At the end of this chapter, one question still remains. Why did they install into the Antoinette aircraft such a complicated control? In his book, “Building Aeroplanes for Those Magnificent Men", published in 1965, Air Commodore Allen H. Wheeler gives an explanation. Wheeler worked with the crew of the "Those Magnificent Men in Their Flying Machines" movie and was involved in building and flying replicas of five historical airplanes, among them the Antoinette. “One of the errors made in constructing the Antoinette replica lay in using a normal 'joystick' control lever for the lateral control,” he writes. Very rapidly the engineers responsible for the replica returned to using the large control wheel and the small drum, irreversibly winding and unwinding the cables that controlled the warping of the wings – it just proved to be safer.

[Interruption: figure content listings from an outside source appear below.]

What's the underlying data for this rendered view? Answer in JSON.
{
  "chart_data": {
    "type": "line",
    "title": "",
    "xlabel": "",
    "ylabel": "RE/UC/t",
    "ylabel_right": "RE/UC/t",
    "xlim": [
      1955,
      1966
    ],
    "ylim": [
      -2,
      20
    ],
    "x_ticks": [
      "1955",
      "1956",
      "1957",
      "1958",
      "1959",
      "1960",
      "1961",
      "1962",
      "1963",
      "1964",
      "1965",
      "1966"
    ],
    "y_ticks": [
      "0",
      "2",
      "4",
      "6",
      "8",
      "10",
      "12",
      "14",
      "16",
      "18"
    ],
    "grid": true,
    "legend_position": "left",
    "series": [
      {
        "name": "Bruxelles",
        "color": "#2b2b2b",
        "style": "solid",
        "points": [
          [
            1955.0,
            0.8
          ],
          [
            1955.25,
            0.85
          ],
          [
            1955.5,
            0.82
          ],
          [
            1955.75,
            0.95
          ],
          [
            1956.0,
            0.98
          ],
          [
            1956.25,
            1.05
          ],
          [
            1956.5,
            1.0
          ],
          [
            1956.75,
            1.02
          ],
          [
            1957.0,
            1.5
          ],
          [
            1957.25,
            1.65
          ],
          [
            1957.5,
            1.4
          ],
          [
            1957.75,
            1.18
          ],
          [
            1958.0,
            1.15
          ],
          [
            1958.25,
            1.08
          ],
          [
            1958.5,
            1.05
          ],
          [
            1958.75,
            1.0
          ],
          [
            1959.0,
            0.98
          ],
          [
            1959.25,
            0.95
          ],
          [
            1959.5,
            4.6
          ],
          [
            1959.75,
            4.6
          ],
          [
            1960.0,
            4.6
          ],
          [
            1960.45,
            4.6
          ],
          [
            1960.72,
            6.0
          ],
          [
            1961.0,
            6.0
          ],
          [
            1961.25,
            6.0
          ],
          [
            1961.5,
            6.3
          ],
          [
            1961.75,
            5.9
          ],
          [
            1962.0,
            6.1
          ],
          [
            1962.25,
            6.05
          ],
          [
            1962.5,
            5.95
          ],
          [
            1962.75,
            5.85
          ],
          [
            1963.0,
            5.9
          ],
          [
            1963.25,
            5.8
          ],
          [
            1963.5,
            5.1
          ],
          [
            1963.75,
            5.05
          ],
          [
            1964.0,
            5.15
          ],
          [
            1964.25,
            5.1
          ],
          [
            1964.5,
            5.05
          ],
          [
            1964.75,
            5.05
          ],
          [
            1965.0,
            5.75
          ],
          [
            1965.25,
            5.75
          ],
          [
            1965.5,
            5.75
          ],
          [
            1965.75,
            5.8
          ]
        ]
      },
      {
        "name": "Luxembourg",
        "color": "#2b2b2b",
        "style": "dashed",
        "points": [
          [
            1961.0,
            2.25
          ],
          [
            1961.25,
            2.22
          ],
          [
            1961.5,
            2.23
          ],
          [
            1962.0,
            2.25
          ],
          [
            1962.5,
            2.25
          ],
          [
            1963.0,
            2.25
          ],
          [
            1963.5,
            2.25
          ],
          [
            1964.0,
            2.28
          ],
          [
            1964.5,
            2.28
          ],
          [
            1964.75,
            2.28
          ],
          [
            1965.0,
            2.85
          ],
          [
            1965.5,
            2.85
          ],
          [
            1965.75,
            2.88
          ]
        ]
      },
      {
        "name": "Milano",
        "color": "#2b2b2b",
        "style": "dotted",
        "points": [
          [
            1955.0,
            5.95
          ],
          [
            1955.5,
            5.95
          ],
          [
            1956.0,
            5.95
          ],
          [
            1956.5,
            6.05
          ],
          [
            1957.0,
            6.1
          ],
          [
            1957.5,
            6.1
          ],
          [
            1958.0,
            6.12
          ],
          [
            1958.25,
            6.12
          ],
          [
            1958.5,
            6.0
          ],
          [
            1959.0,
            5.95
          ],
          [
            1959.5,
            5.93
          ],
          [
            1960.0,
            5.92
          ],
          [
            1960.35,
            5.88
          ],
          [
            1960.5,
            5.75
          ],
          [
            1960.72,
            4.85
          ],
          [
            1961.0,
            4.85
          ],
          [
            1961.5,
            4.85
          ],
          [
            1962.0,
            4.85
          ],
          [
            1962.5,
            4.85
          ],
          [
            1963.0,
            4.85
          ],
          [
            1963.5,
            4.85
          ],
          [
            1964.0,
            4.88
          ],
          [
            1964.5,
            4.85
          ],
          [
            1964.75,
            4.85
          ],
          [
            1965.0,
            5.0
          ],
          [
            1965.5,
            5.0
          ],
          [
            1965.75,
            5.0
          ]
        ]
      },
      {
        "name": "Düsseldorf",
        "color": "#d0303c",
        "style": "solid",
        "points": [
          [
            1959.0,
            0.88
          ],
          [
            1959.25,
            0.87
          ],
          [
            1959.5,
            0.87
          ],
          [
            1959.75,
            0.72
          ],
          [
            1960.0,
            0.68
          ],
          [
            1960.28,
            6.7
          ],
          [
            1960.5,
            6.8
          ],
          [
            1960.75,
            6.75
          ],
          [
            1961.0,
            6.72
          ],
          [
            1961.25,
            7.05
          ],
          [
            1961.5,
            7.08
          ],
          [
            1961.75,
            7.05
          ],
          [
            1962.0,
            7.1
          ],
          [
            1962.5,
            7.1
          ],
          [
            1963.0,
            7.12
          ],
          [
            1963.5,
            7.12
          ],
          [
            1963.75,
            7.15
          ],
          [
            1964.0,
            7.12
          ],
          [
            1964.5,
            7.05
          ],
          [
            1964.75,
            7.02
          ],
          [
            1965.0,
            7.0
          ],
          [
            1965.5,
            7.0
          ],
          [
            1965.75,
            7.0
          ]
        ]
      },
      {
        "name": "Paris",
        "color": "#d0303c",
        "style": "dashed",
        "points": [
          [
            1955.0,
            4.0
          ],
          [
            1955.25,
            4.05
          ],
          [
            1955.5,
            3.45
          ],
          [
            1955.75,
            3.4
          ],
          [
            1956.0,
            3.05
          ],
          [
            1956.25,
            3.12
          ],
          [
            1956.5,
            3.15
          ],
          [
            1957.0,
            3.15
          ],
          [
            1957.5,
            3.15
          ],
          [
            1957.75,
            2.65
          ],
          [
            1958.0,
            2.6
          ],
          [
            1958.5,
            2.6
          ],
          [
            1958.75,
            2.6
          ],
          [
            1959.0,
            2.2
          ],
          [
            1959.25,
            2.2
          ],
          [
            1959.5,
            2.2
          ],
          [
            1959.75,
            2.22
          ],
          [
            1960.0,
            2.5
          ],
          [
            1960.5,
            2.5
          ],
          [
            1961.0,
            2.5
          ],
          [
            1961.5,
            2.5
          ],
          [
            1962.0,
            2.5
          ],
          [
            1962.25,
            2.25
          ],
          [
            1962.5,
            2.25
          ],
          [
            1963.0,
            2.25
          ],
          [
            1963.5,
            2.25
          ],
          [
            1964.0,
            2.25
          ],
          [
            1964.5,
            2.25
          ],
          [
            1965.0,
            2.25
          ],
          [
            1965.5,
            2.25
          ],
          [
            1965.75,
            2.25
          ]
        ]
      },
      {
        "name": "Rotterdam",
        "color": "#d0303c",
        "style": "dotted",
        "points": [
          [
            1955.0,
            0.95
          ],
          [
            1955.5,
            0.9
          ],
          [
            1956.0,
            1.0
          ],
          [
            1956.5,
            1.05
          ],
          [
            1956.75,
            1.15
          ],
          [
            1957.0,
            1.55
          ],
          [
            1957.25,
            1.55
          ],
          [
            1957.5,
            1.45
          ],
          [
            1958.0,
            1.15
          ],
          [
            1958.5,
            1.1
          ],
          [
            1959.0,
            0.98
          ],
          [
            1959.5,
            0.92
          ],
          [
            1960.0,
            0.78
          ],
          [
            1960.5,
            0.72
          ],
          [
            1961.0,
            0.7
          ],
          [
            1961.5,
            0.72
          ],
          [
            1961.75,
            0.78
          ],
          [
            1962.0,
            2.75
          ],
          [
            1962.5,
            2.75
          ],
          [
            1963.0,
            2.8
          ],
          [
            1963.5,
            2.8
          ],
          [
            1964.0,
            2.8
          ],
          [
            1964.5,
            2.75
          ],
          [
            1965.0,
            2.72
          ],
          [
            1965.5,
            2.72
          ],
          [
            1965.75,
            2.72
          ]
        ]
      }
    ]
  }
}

And this is how it worked. Around a drum that was fixed on the same axis as the steering wheel, a cable was wrapped. When the wheel was turned, the two ends of the cable wound and unwound, and, via a lever mechanism, rotated a cogwheel. The gear in turn, moved a chain from one side to the other, thus pulling downwards one outer wing portion, while it allowed the other to rise. A clockwise rotation of a steering wheel resulted in a control deflection to the left or up.

The Antoinette control system still had another advantage. Due to its “irreversibility”, the control always remained in the last position, allowing the pilot to release his hand from the lateral control wheel to do other jobs. Moreover, external influences such as gusts had less direct impact on the control mechanism. An anecdote reports that in 1909, during a sales campaign for the Antoinette in Berlin, Hubert Latham proved the simplicity and safety of his flying machine by letting both hands off the steering wheels to light cigarettes or to take photographs.

Incidentally, Wheeler also found the probable cause for some fatal crashes, including that of Laffont. Several Antoinettes had lost their wings in the air, following a phenomenon that in the old days, had been described as 'trampling'. In fact it was a runaway of the lateral warping control that happened in gusty conditions, when the control cables were not tight enough. If “trampling” continued too long it could finally result in a collapse of the rigging and loss of wings. Better pre-flight checks in order to prevent the control cables to get slack, would have solved the problem.

Despite everything, the Antoinette wasn’t that bad an aircraft. Yet, the control of the bird was definitely an engineer’s solution – not that of an aviator! From Wheeler’s point of view it was very reasonable that back in 1910 the designer had found it advisable to provide a 'flight simulator' for the students. Alexandre Laffont, the inventor of the Training Barrel, certainly would not have imagined that his device, which was virtually born out of an acute need, should become the first landmark in flight simulation.